Rai, tra profitto e pluralismo

Per la seconda volta nel giro di pochissimi giorni mi capita di smentire me stesso. Prima avevo annunciato che a seguito della nomina a consigliere di amministrazione della Rai mi sarei dimesso da direttore responsabile de “L’Opinione”. E poi avevo comunicato che non essendoci alcuna incompatibilità tra l’uno e l’altro incarico avevo ritirato le dimissioni ed avevo deciso di rimanere alla guida del giornale a cui ho legato il mio nome per più di vent’anni. Insieme al ritiro delle dimissioni avevo pure precisato che per una semplice ragione di opportunità avrei evitato, da direttore de “L’Opinione”, di occuparmi di vicende Rai. E oggi, di fronte al singolare fenomeno di populismo e qualunquismo giornalistico secondo che punta a dipingere tutti i neo-consiglieri Rai come degli aspiranti satrapi interessati solo ad occupare le stanze del mitico settimo piano di viale Mazzini e di godere di tutti gli infiniti privilegi assicurati loro dallo status di lottizzati, mi trovo costretto a sconfessare nuovamente me stesso consentendomi di compiere una riflessione sul significato reale di questa campagna di stampa.

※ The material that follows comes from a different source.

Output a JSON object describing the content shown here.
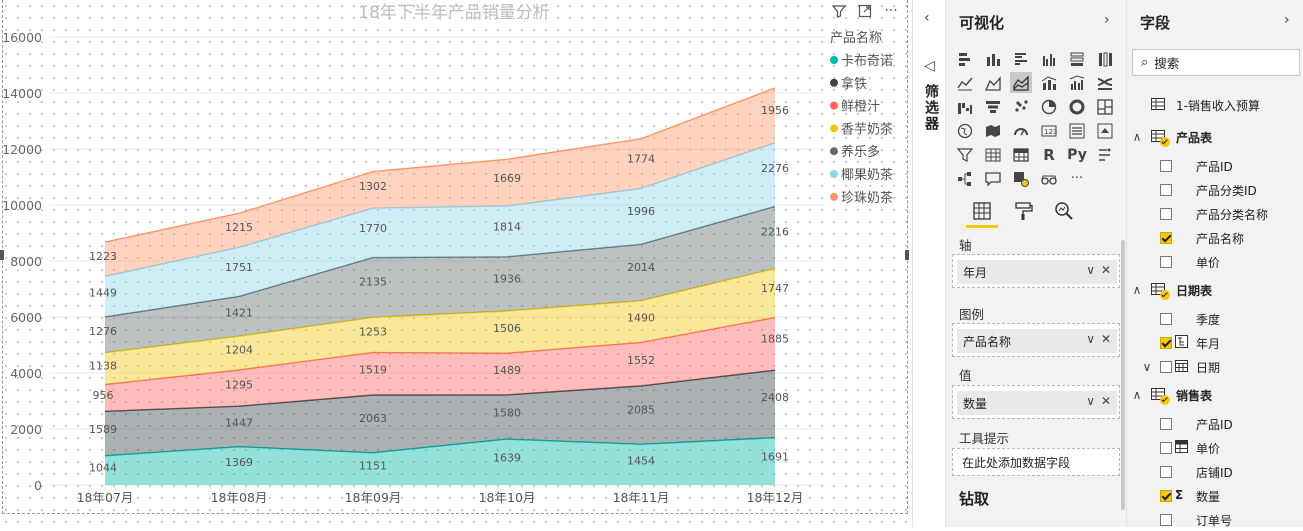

Molti degli artefici della operazione di dileggio sono animati solo dalla volontà di rincorrere e vellicare, a colpi dei più facili e scontati luoghi comuni dell’anticasta e dell’antipolitica, gli umori dei propri lettori. Ma qualche altro, meno grossolano e più abile nell’utilizzare i forcaiolismi di piazza per raffinate manovre di palazzo, alimenta la campagna non per anticipare una legge che ancora deve passare all’esame della Camera e neppure per creare le condizioni migliori per spianare la strada ad una riforma ispirata al principio del rafforzamento della governance della Rai, ma semplicemente a perpetuare di fatto la vecchia linea Tarantola-Gubitosi voluta dal governo di Mario Monti tesa a fornire una risposta solo ed esclusivamente tecnica al problema di gestione dell’azienda radiotelevisiva pubblica.

Di qui il dileggio verso i consiglieri, tutti, anche quelli che possono vantare qualche competenza nel settore dell’informazione o del prodotto televisivo. Con l’obiettivo di rendere estranei all’azienda quelli che a termini di legge dovrebbero essere i garanti del pluralismo nel servizio pubblico e fare della Rai una sorta di Fca dove la struttura di vertice è unica e tutta tesa al perseguimento del massimo profitto aziendale. Ma a qualcuno è mai passato per la testa che una governance esclusivamente tecnica, come è nomale e sacrosanto in una qualsiasi azienda privata, ha come unico e solo principio ispiratore quello del profitto? Né la legge Gasparri ancora in vigore e neppure la riforma in discussione in Parlamento stabiliscono che il principio del profitto debba avere la prevalenza sulle ragioni di fondo che giustificano il servizio pubblico radiotelevisivo. Esiste la necessità di bilanciare con buon senso e responsabilità le esigenze gestionali tecniche con quelle legate alla funzione propria della principale azienda di informazione, di cultura, di spettacolo e di intrattenimento del Paese. Ed il nuovo vertice della Rai, formato da presidente, direttore generale e consiglieri, deve a mio avviso compiere un passo in avanti rispetto al passato realizzando questo equilibrio non per interessi propri ma a garanzia di tutti i cittadini.

Per questo è ridicola e pretestuosa la polemica sullo status dei consiglieri, sulle stanze e sulle auto di servizio. Per quando mi riguarda il mio status rimane quello di giornalista con quarant’anni di attività alle spalle, mi sposto per Roma in motorino e non ho alcun problema di stanza. La legge, sia quella attuale che quella futura, mi attribuisce delle responsabilità e dei compiti precisi a cui non posso e non voglio sottrarmi. Anche perché l’esperienza mi ha insegnato a riconoscere le manovre di palazzo e a non lasciarmi intimidire dalle provocazioni. E perché posso tranquillamente svolgere le funzioni che mi sono state attribuite in qualsiasi ufficio. Anche usando quello de “L’Opinione”!